Walking in Your Shoes

Walking in Your Shoes lesson plan

Imagine you could put on someone else’s comfortable shoes. What would you see if you were walking in an unfamiliar place?

  • 1.

    Open a discussion of shoe types typical to your student population. Ask students for their preferences in shoe wear, as well as why we wear different types of shoes in different seasons of the year. Inform students that they will be investigating shoes worn in other cultures/countries. After researching the kinds of shoes worn in a selected country, students will create a unique display of their learning in the form of model shoes.

  • 2.

    Sculpt the shoe. Scrunch newspaper into a shoe shape. Use masking tape to hold the paper armature in place. Roll neon Crayola Model Magic® into a flat sheet with a Crayola Marker. Drape the modeling compound over the newspaper to shape it into footwear. Roll coils in contrasting colors. Attach them to the shoe for the sole, laces, or straps. Use a fingernail or a marker cap to impress details such as stitching or tread. Air-dry the shoe overnight.

  • 3.

    Make local cutouts. On construction paper, draw and color what a traveler would see in the country. In Switzerland, there are the Alps, brown Swiss cattle, cheese, skis, and timepieces. Cut out the drawings with Crayola Scissors, leaving a small tab at the bottom of each one to attach it to the poster.

  • 4.

    Show the country. Trace the country’s name and land mass on posterboard. Fill in its flag with Crayola Erasable Colored Pencils. Erase areas as needed.
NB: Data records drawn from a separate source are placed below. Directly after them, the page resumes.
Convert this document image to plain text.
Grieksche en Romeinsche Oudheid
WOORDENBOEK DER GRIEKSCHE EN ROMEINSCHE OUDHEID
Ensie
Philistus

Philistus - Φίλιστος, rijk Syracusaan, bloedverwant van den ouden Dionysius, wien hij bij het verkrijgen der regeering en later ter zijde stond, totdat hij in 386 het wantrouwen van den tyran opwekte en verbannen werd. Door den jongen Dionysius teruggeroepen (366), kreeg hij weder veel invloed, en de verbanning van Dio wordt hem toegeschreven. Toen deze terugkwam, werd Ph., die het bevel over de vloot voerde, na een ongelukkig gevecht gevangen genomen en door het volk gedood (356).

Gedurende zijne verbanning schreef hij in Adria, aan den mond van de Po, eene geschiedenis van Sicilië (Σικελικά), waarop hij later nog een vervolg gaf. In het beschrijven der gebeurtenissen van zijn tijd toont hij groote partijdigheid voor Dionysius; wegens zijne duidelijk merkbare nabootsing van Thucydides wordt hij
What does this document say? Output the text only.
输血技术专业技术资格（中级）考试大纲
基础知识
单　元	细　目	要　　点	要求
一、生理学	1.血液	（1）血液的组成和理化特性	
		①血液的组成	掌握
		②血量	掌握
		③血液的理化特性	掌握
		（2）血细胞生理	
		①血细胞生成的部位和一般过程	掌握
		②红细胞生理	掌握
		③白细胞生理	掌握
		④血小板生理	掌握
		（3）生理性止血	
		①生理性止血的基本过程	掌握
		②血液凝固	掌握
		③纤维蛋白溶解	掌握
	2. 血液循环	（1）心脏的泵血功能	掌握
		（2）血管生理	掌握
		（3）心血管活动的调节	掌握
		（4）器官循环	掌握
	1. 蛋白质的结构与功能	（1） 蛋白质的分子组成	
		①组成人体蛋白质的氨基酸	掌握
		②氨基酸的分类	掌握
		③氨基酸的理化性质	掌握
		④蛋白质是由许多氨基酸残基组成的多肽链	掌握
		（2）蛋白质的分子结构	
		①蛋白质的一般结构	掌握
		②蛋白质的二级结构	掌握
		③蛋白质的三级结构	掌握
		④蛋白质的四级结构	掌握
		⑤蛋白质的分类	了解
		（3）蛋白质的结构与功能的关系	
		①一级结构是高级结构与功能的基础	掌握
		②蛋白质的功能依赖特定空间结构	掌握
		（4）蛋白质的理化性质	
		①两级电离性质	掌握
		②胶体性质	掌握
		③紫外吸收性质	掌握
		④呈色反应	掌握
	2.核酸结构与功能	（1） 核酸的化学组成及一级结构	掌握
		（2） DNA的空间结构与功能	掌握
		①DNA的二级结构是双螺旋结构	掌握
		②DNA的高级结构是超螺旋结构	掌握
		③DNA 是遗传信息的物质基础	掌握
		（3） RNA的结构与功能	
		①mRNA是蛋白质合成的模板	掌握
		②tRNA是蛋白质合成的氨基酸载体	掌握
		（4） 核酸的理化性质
For example, Switzerland’s flag has a white cross in a field of red. Cut slits in posterboard to attach the cutouts. Slide tabs through the slits and fold up. Attach the shoe and cutouts with Crayola School Glue. Air-dry the display before it is presented to the class.

Standards

  • LA: Read with sufficient accuracy and fluency to support comprehension.
  • LA: Demonstrate command of the conventions of standard English capitalization, punctuation, and spelling when writing.
  • LA: Determine the meaning of general academic and domain-specific words or phrases in a text relevant to grade level.
  • LA: Integrate information from two texts on the same topic in order to write or speak about the subject knowledgeably.
  • LA: Produce clear and coherent writing in which the development and organization are appropriate to task, purpose, and audience.
  • LA: Engage effectively in a range of collaborative discussions (one-on-one, in groups, and teacher led) with diverse partners on grade level topics and texts, building on others’ ideas and expressing their own clearly.
  • MATH: Solve problems involving measurement and conversion of measurements from a larger unit to a smaller unit.
  • SS: Describe ways in which language, stories, folktales, music, and artistic creations serve as expressions of culture and influence behavior of people living in a particular culture.
  • SS: Use appropriate resources, data sources, and geographic tools to generate, manipulate, and interpret information.
  • VA: Select media, techniques, and processes; analyze what makes them effective or not effective in communicating ideas; and reflect upon the effectiveness of choices.
  • VA: Intentionally take advantage of the qualities and characteristics of art media, techniques, and processes to enhance communication of experiences and ideas.
  • VA: Use subjects, themes, and symbols that demonstrate knowledge of contexts, values, and aesthetics that communicate intended meaning in artworks.

Adaptations

  • Possible classroom resources include: Around the World Coloring Book by Winky Adam; Flags of the World by Sylvia Bednar; Children of the World: How We Live, Learn, and Play in Poems, Drawings, and Photographs by Anthony Asael & Stephanie Rabemiafara
  • Encourage students to create an audio component to accompany their posters. If possible, include a short talk in the country's native language.
  • Working in small groups, students discuss the Cheyenne saying "Do not judge your neighbor until you walk two moons in his moccasins."
  • Students research the major landforms located within the boundaries of the selected country. If possible, use Crayola Model Magic to create these formations on the map of the country.
  • Working in small groups, students discuss the Cheyenne saying "Do not judge your neighbor until you walk two moons in his moccasins." What might have been meant by this saying? How could students apply this saying to bullying and the development of tolerance in today's society?